Configuring Textual

Configuring Tonic Textual environment variables

On a self-hosted instance of Textual, much of the configuration takes the form of environment variables.

​​Docker

Add the variable to .env in the format:

SETTING_NAME=value

After you update .env, to restart Textual and complete the update, run:

$ docker-compose down

$ docker-compose pull && docker-compose up -d

Kubernetes

In values.yaml, add the environment variable to the appropriate env section of the Helm char. For example:

env: {
  "TEXTUAL_ML_WORKERS": "2"
}

After you update the yaml file, to restart the service and complete the update, run:

$ helm upgrade <name_of_release> -n <namespace_name> <path-to-helm-chart>

The above helm upgrade command is always safe to use when you provide specific version numbers. However, if you use the latest tag, it might result in Textual containers that have different versions.

Configuring the number of textual-ml workers

The TEXTUAL_ML_WORKERS environment variable specifies the number of workers to use within the textual-ml container. The default value is 1.

Having multiple workers allows for parallelization of inferences with NER models.

When you deploy Textual with Kubernetes on GPUs, parallelization allows the textual-ml container to fully utilize the GPU.

We recommend 6GB of GPU RAM for each worker.

Enabling LLM synthesis on the Playground page

On the Playground page, the LLM synthesis option uses a large language model (LLM) to generate synthesized replacement values for the detected entities in the text.

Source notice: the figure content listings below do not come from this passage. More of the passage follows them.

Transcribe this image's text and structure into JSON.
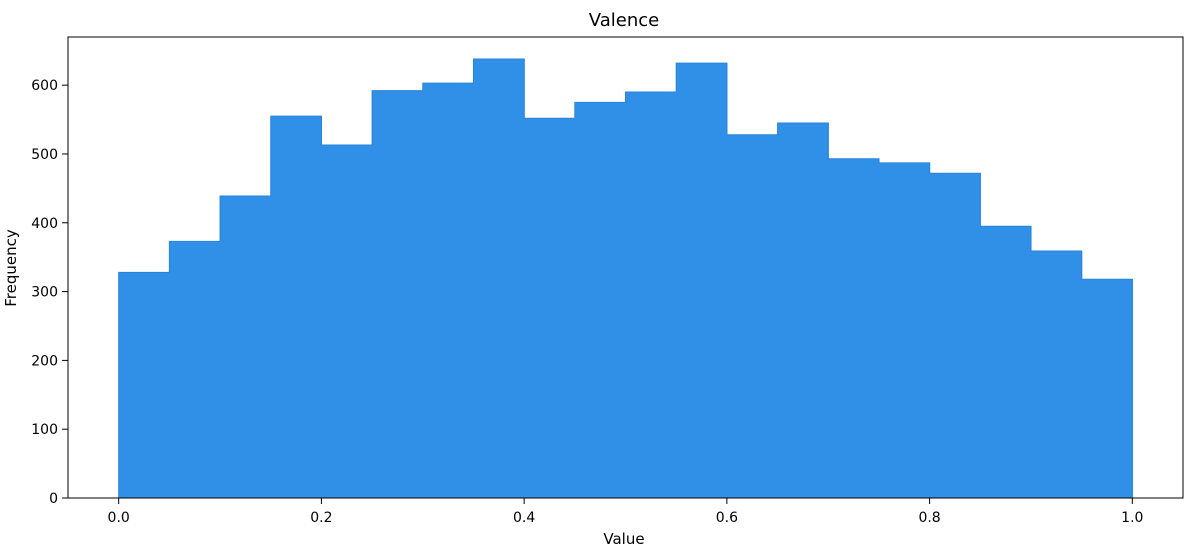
{
  "chart_data": {
    "type": "bar",
    "title": "Valence",
    "xlabel": "Value",
    "ylabel": "Frequency",
    "bin_edges": [
      0.0,
      0.05,
      0.1,
      0.15,
      0.2,
      0.25,
      0.3,
      0.35,
      0.4,
      0.45,
      0.5,
      0.55,
      0.6,
      0.65,
      0.7,
      0.75,
      0.8,
      0.85,
      0.9,
      0.95,
      1.0
    ],
    "values": [
      328,
      373,
      439,
      555,
      513,
      592,
      603,
      638,
      552,
      575,
      590,
      632,
      528,
      545,
      493,
      487,
      472,
      395,
      359,
      318
    ],
    "xlim": [
      -0.05,
      1.05
    ],
    "ylim": [
      0,
      670
    ],
    "xticks": [
      0.0,
      0.2,
      0.4,
      0.6,
      0.8,
      1.0
    ],
    "xtick_labels": [
      "0.0",
      "0.2",
      "0.4",
      "0.6",
      "0.8",
      "1.0"
    ],
    "yticks": [
      0,
      100,
      200,
      300,
      400,
      500,
      600
    ],
    "ytick_labels": [
      "0",
      "100",
      "200",
      "300",
      "400",
      "500",
      "600"
    ],
    "bar_color": "#3090e8",
    "grid": false,
    "legend": null
  }
}
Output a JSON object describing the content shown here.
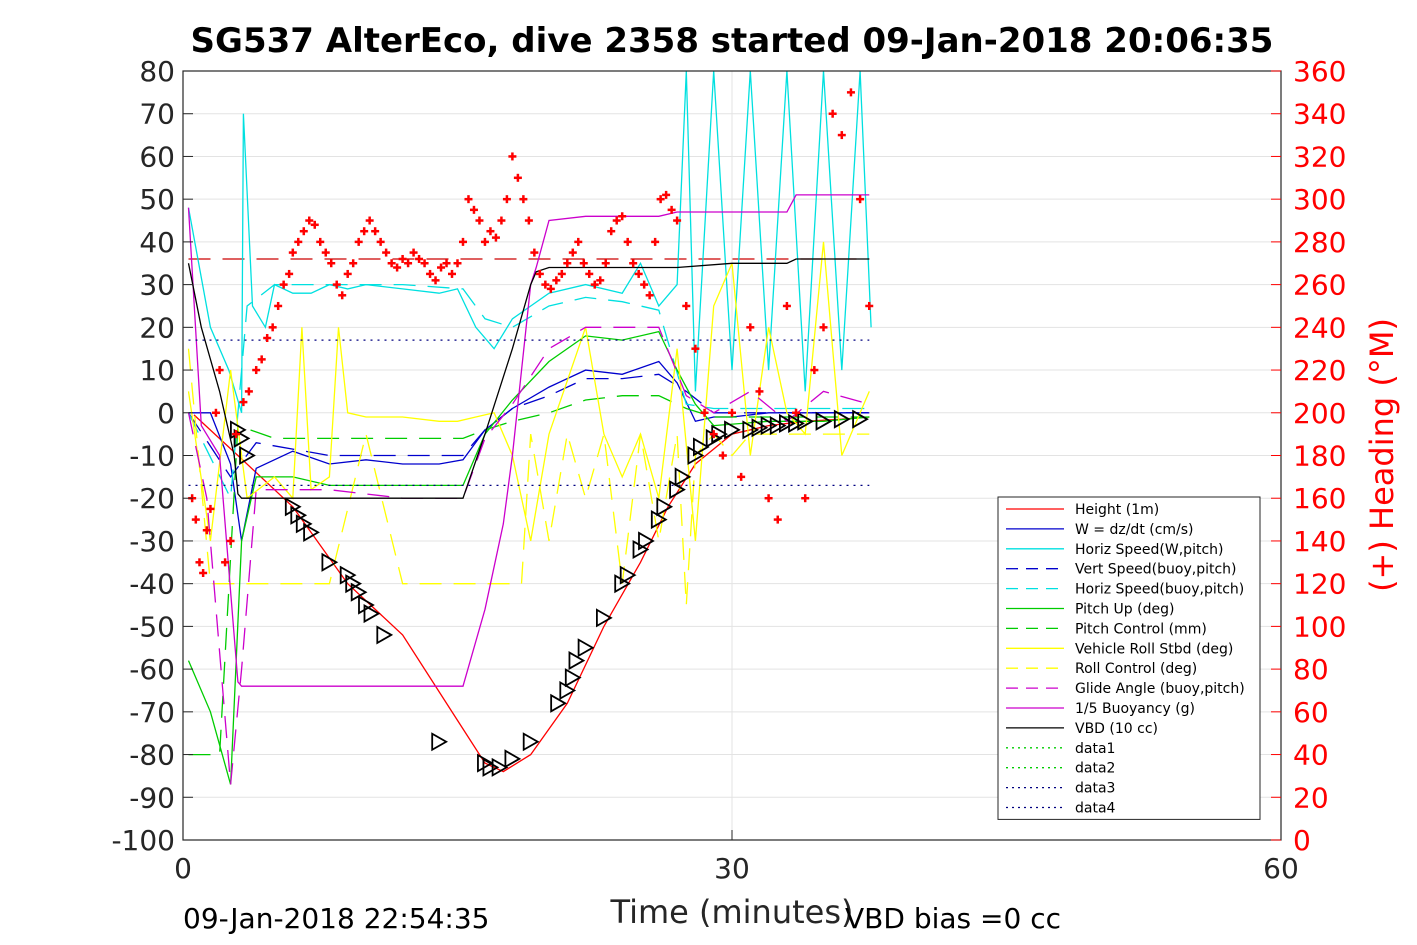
{
  "chart_data": {
    "type": "line",
    "title": "SG537 AlterEco, dive 2358 started 09-Jan-2018 20:06:35",
    "xlabel": "Time (minutes)",
    "ylabel_right": "(+) Heading (°M)",
    "xlim": [
      0,
      60
    ],
    "ylim_left": [
      -100,
      80
    ],
    "ylim_right": [
      0,
      360
    ],
    "x_ticks": [
      "0",
      "30",
      "60"
    ],
    "y_ticks_left": [
      "80",
      "70",
      "60",
      "50",
      "40",
      "30",
      "20",
      "10",
      "0",
      "-10",
      "-20",
      "-30",
      "-40",
      "-50",
      "-60",
      "-70",
      "-80",
      "-90",
      "-100"
    ],
    "y_ticks_right": [
      "360",
      "340",
      "320",
      "300",
      "280",
      "260",
      "240",
      "220",
      "200",
      "180",
      "160",
      "140",
      "120",
      "100",
      "80",
      "60",
      "40",
      "20",
      "0"
    ],
    "grid": true,
    "legend_position": "bottom-right",
    "footer_left": "09-Jan-2018 22:54:35",
    "footer_right": "VBD bias =0 cc",
    "series": [
      {
        "name": "Height (1m)",
        "color": "#ff0000",
        "style": "solid",
        "x": [
          0.6,
          3,
          6,
          9,
          12,
          15,
          16.5,
          17.5,
          19,
          21,
          23,
          25,
          26.5,
          28,
          30,
          32,
          34,
          36,
          37.5
        ],
        "y": [
          -0.5,
          -10,
          -22,
          -40,
          -52,
          -72,
          -82,
          -84,
          -80,
          -68,
          -50,
          -35,
          -22,
          -12,
          -5,
          -3,
          -2,
          -1.5,
          -1
        ]
      },
      {
        "name": "W = dz/dt (cm/s)",
        "color": "#0000cd",
        "style": "solid",
        "x": [
          0.3,
          1.5,
          2.6,
          3.2,
          4,
          6,
          8,
          10,
          12,
          14,
          15.3,
          16.5,
          18,
          20,
          22,
          24,
          26,
          27,
          28,
          29,
          30,
          32,
          34,
          36,
          37.5
        ],
        "y": [
          0,
          0,
          -12,
          -30,
          -13,
          -9,
          -12,
          -11,
          -12,
          -12,
          -11,
          -4,
          1,
          6,
          10,
          9,
          12,
          7,
          -2,
          -1,
          -1,
          0,
          0,
          0,
          0
        ]
      },
      {
        "name": "Horiz Speed(W,pitch)",
        "color": "#00e0e0",
        "style": "solid",
        "x": [
          0.3,
          1.5,
          2.5,
          3.2,
          3.3,
          3.8,
          4.5,
          5,
          6,
          7,
          8,
          9,
          10,
          12,
          14,
          15,
          16,
          17,
          18,
          19,
          20,
          22,
          24,
          25,
          26,
          27,
          27.5,
          28,
          29,
          30,
          31,
          32,
          33,
          34,
          35,
          36,
          37,
          37.6
        ],
        "y": [
          48,
          20,
          10,
          0,
          70,
          25,
          20,
          30,
          28,
          28,
          30,
          29,
          30,
          29,
          28,
          29,
          20,
          15,
          22,
          25,
          28,
          30,
          28,
          35,
          25,
          30,
          80,
          5,
          80,
          10,
          80,
          10,
          80,
          5,
          80,
          10,
          80,
          20
        ]
      },
      {
        "name": "Vert Speed(buoy,pitch)",
        "color": "#0000cd",
        "style": "dashed",
        "x": [
          0.3,
          2.6,
          4,
          8,
          12,
          15.3,
          16.5,
          18,
          20,
          22,
          24,
          26,
          27.5,
          29,
          32,
          35,
          37.5
        ],
        "y": [
          0,
          -15,
          -7,
          -10,
          -10,
          -10,
          -4,
          1,
          4,
          8,
          8,
          9,
          5,
          0,
          0,
          0,
          0
        ]
      },
      {
        "name": "Horiz Speed(buoy,pitch)",
        "color": "#00e0e0",
        "style": "dashed",
        "x": [
          0.3,
          2.6,
          3.5,
          5,
          9,
          12,
          15.3,
          16.5,
          18,
          20,
          22,
          24,
          26,
          27.5,
          29,
          33,
          37.5
        ],
        "y": [
          0,
          -20,
          25,
          30,
          30,
          30,
          29,
          22,
          20,
          25,
          27,
          26,
          24,
          2,
          1,
          1,
          1
        ]
      },
      {
        "name": "Pitch Up (deg)",
        "color": "#00cc00",
        "style": "solid",
        "x": [
          0.3,
          1.5,
          2.6,
          3.2,
          4,
          6,
          8,
          10,
          12,
          14,
          15.3,
          16.5,
          18,
          20,
          22,
          24,
          26,
          27,
          28,
          29,
          32,
          35,
          37.5
        ],
        "y": [
          -58,
          -70,
          -87,
          -30,
          -15,
          -15,
          -17,
          -17,
          -17,
          -17,
          -17,
          -5,
          3,
          12,
          18,
          17,
          19,
          10,
          2,
          -3,
          -2,
          -2,
          -1
        ]
      },
      {
        "name": "Pitch Control (mm)",
        "color": "#00cc00",
        "style": "dashed",
        "x": [
          0.3,
          2,
          3,
          5,
          9,
          12,
          15.3,
          16.5,
          18,
          20,
          22,
          24,
          26,
          27.5,
          29,
          37.5
        ],
        "y": [
          -80,
          -80,
          -3,
          -6,
          -6,
          -6,
          -6,
          -4,
          -2,
          0,
          3,
          4,
          4,
          1,
          -1,
          -1
        ]
      },
      {
        "name": "Vehicle Roll Stbd (deg)",
        "color": "#ffff00",
        "style": "solid",
        "x": [
          0.3,
          1.5,
          2.6,
          3.5,
          5,
          6,
          6.5,
          7,
          8,
          8.5,
          9,
          10,
          12,
          14,
          15,
          16,
          17,
          18,
          19,
          20,
          22,
          23,
          24,
          25,
          26,
          27,
          28,
          29,
          30,
          31,
          32,
          33,
          34,
          35,
          36,
          37.5
        ],
        "y": [
          5,
          -30,
          10,
          -20,
          -15,
          -20,
          20,
          -18,
          -15,
          20,
          0,
          -1,
          -1,
          -2,
          -2,
          -1,
          0,
          -10,
          -30,
          -5,
          20,
          -5,
          -15,
          -5,
          -20,
          15,
          -30,
          25,
          35,
          -10,
          20,
          0,
          -5,
          40,
          -10,
          5
        ]
      },
      {
        "name": "Roll Control (deg)",
        "color": "#ffff00",
        "style": "dashed",
        "x": [
          0.3,
          1.5,
          2.6,
          4,
          6,
          8,
          10,
          12,
          14,
          16,
          18,
          18.5,
          19,
          20,
          21,
          22,
          23,
          24,
          25,
          26,
          27,
          27.5,
          28,
          29,
          30,
          31,
          33,
          35,
          37.5
        ],
        "y": [
          15,
          -40,
          -40,
          -40,
          -40,
          -40,
          -5,
          -40,
          -40,
          -40,
          -40,
          -40,
          -5,
          -30,
          -5,
          -20,
          -5,
          -40,
          -5,
          -30,
          -5,
          -45,
          -10,
          -5,
          -10,
          -5,
          -5,
          -5,
          -5
        ]
      },
      {
        "name": "Glide Angle (buoy,pitch)",
        "color": "#cc00cc",
        "style": "dashed",
        "x": [
          0.3,
          1.3,
          2.6,
          3.2,
          4,
          8,
          12,
          15.3,
          16.5,
          18,
          20,
          22,
          24,
          26,
          27.5,
          29,
          31,
          33,
          35,
          37.5
        ],
        "y": [
          0,
          -20,
          -87,
          -60,
          -18,
          -18,
          -20,
          -20,
          -6,
          2,
          15,
          20,
          20,
          20,
          4,
          0,
          5,
          -2,
          5,
          2
        ]
      },
      {
        "name": "1/5 Buoyancy (g)",
        "color": "#cc00cc",
        "style": "solid",
        "x": [
          0.3,
          1,
          2,
          3,
          3.2,
          4,
          8,
          12,
          14,
          15.3,
          16.5,
          17.5,
          18,
          19,
          19.3,
          20,
          22,
          24,
          26,
          27,
          30,
          32,
          33,
          33.5,
          37.5
        ],
        "y": [
          48,
          -3,
          -10,
          -63,
          -64,
          -64,
          -64,
          -64,
          -64,
          -64,
          -46,
          -26,
          -10,
          30,
          34,
          45,
          46,
          46,
          46,
          47,
          47,
          47,
          47,
          51,
          51
        ]
      },
      {
        "name": "VBD (10 cc)",
        "color": "#000000",
        "style": "solid",
        "x": [
          0.3,
          1,
          2,
          2.8,
          3,
          3.2,
          4,
          8,
          12,
          14,
          15.3,
          16.5,
          18,
          19,
          19.3,
          20,
          22,
          24,
          26,
          27,
          30,
          32,
          33,
          33.5,
          37.5
        ],
        "y": [
          35,
          20,
          5,
          -10,
          -19,
          -20,
          -20,
          -20,
          -20,
          -20,
          -20,
          -5,
          15,
          30,
          33,
          34,
          34,
          34,
          34,
          34,
          35,
          35,
          35,
          36,
          36
        ]
      },
      {
        "name": "data1",
        "color": "#00cc00",
        "style": "dotted",
        "x": [],
        "y": []
      },
      {
        "name": "data2",
        "color": "#00cc00",
        "style": "dotted",
        "x": [],
        "y": []
      },
      {
        "name": "data3",
        "color": "#000080",
        "style": "dotted",
        "x": [
          0.3,
          37.5
        ],
        "y": [
          17,
          17
        ]
      },
      {
        "name": "data4",
        "color": "#000080",
        "style": "dotted",
        "x": [
          0.3,
          37.5
        ],
        "y": [
          -17,
          -17
        ]
      }
    ],
    "reference_lines": [
      {
        "color": "#cc0000",
        "style": "dashed",
        "x": [
          0.3,
          37.5
        ],
        "y": [
          36,
          36
        ]
      }
    ],
    "markers": {
      "triangles": {
        "color": "#000000",
        "x": [
          3,
          3.2,
          3.5,
          6,
          6.3,
          6.6,
          7,
          8,
          9,
          9.3,
          9.6,
          10,
          10.3,
          11,
          14,
          16.5,
          16.8,
          17.3,
          18,
          19,
          20.5,
          21,
          21.3,
          21.5,
          22,
          23,
          24,
          24.3,
          25,
          25.3,
          26,
          26.3,
          27,
          27.3,
          28,
          28.3,
          29,
          29.3,
          30,
          31,
          31.5,
          32,
          32.5,
          33,
          33.5,
          34,
          35,
          36,
          37
        ],
        "y": [
          -4,
          -6,
          -10,
          -22,
          -24,
          -26,
          -28,
          -35,
          -38,
          -40,
          -42,
          -45,
          -47,
          -52,
          -77,
          -82,
          -83,
          -83,
          -81,
          -77,
          -68,
          -65,
          -62,
          -58,
          -55,
          -48,
          -40,
          -38,
          -32,
          -30,
          -25,
          -22,
          -18,
          -15,
          -10,
          -8,
          -6,
          -5,
          -4,
          -4,
          -3.5,
          -3,
          -3,
          -2.5,
          -2.5,
          -2,
          -2,
          -1.5,
          -1.5
        ]
      },
      "heading_crosses": {
        "color": "#ff0000",
        "axis": "right",
        "x": [
          0.5,
          0.7,
          0.9,
          1.1,
          1.3,
          1.5,
          1.8,
          2.0,
          2.3,
          2.6,
          2.9,
          3.3,
          3.6,
          4.0,
          4.3,
          4.6,
          4.9,
          5.2,
          5.5,
          5.8,
          6.0,
          6.3,
          6.6,
          6.9,
          7.2,
          7.5,
          7.8,
          8.1,
          8.4,
          8.7,
          9.0,
          9.3,
          9.6,
          9.9,
          10.2,
          10.5,
          10.8,
          11.1,
          11.4,
          11.7,
          12.0,
          12.3,
          12.6,
          12.9,
          13.2,
          13.5,
          13.8,
          14.1,
          14.4,
          14.7,
          15.0,
          15.3,
          15.6,
          15.9,
          16.2,
          16.5,
          16.8,
          17.1,
          17.4,
          17.7,
          18.0,
          18.3,
          18.6,
          18.9,
          19.2,
          19.5,
          19.8,
          20.1,
          20.4,
          20.7,
          21.0,
          21.3,
          21.6,
          21.9,
          22.2,
          22.5,
          22.8,
          23.1,
          23.4,
          23.7,
          24.0,
          24.3,
          24.6,
          24.9,
          25.2,
          25.5,
          25.8,
          26.1,
          26.4,
          26.7,
          27.0,
          27.5,
          28.0,
          28.5,
          29.0,
          29.5,
          30.0,
          30.5,
          31.0,
          31.5,
          32.0,
          32.5,
          33.0,
          33.5,
          34.0,
          34.5,
          35.0,
          35.5,
          36.0,
          36.5,
          37.0,
          37.5
        ],
        "y": [
          160,
          150,
          130,
          125,
          145,
          155,
          200,
          220,
          130,
          140,
          190,
          205,
          210,
          220,
          225,
          235,
          240,
          250,
          260,
          265,
          275,
          280,
          285,
          290,
          288,
          280,
          275,
          270,
          260,
          255,
          265,
          270,
          280,
          285,
          290,
          285,
          280,
          275,
          270,
          268,
          272,
          270,
          275,
          272,
          270,
          265,
          262,
          268,
          270,
          265,
          270,
          280,
          300,
          295,
          290,
          280,
          285,
          282,
          290,
          300,
          320,
          310,
          300,
          290,
          275,
          265,
          260,
          258,
          262,
          265,
          270,
          275,
          280,
          270,
          265,
          260,
          262,
          270,
          285,
          290,
          292,
          280,
          270,
          265,
          260,
          255,
          280,
          300,
          302,
          295,
          290,
          250,
          230,
          200,
          190,
          180,
          200,
          170,
          240,
          210,
          160,
          150,
          250,
          200,
          160,
          220,
          240,
          340,
          330,
          350,
          300,
          250
        ]
      }
    },
    "legend": [
      "Height (1m)",
      "W = dz/dt (cm/s)",
      "Horiz Speed(W,pitch)",
      "Vert Speed(buoy,pitch)",
      "Horiz Speed(buoy,pitch)",
      "Pitch Up (deg)",
      "Pitch Control (mm)",
      "Vehicle Roll Stbd (deg)",
      "Roll Control (deg)",
      "Glide Angle (buoy,pitch)",
      "1/5 Buoyancy (g)",
      "VBD (10 cc)",
      "data1",
      "data2",
      "data3",
      "data4"
    ]
  }
}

This option requires an OpenAI key.

Before you can use this option on your self-hosted Textual instance, you must provide an OpenAI key as the value of the environment variable SOLAR_OPENAI_KEY.

Enabling PDF scanning

To scan PDF files, Tonic Textual uses OCR on PDFS on Azure Cognitive Services. To enable PDF scanning on your self-hosted instance of Textual, you need to provide the Azure document intelligence key and endpoint for your Azure account.

Docker

In .env, uncomment and provide values for the following settings:

SOLAR_AZURE_DOC_INTELLIGENCE_KEY=#<FILL IN>

SOLAR_AZURE_DOC_INTELLIGENCE_ENDPOINT=#<FILL IN>

Kubernetes

In values.yaml, uncomment and provide values for the following settings:

azureDocIntelligenceKey: <key>

azureDocIntelligenceEndpoint: <endpoint-url>

Choosing an auxiliary model

To improve overall inference, you can configure Textual to use an auxiliary NER model.

An auxiliary model detects the following types:

  • DATE_TIME

  • EVENT

  • LANGUAGE

  • LAW

  • LOCATION

  • MONEY

  • NRP

  • NUMERIC_VALUE

  • ORGANIZATION

  • PERSON

  • PRODUCT

  • WORK_OF_ART

By default, Textual uses Spacy’s en_core_web_trf model. The en_core_web_lg and en_core_web_sm models allow for faster throughput, but with some drop in accuracy for the types listed above.

You can also disable the auxiliary model.

On a self-hosted Textual instance, you configure the auxiliary model as the value of the environment variable SOLAR_AUX_MODEL. The available values are:

  • en_core_web_trf - This is the default value.

  • en_core_web_lg

  • en_core_web_sm

  • none - Indicates to not use an auxiliary model.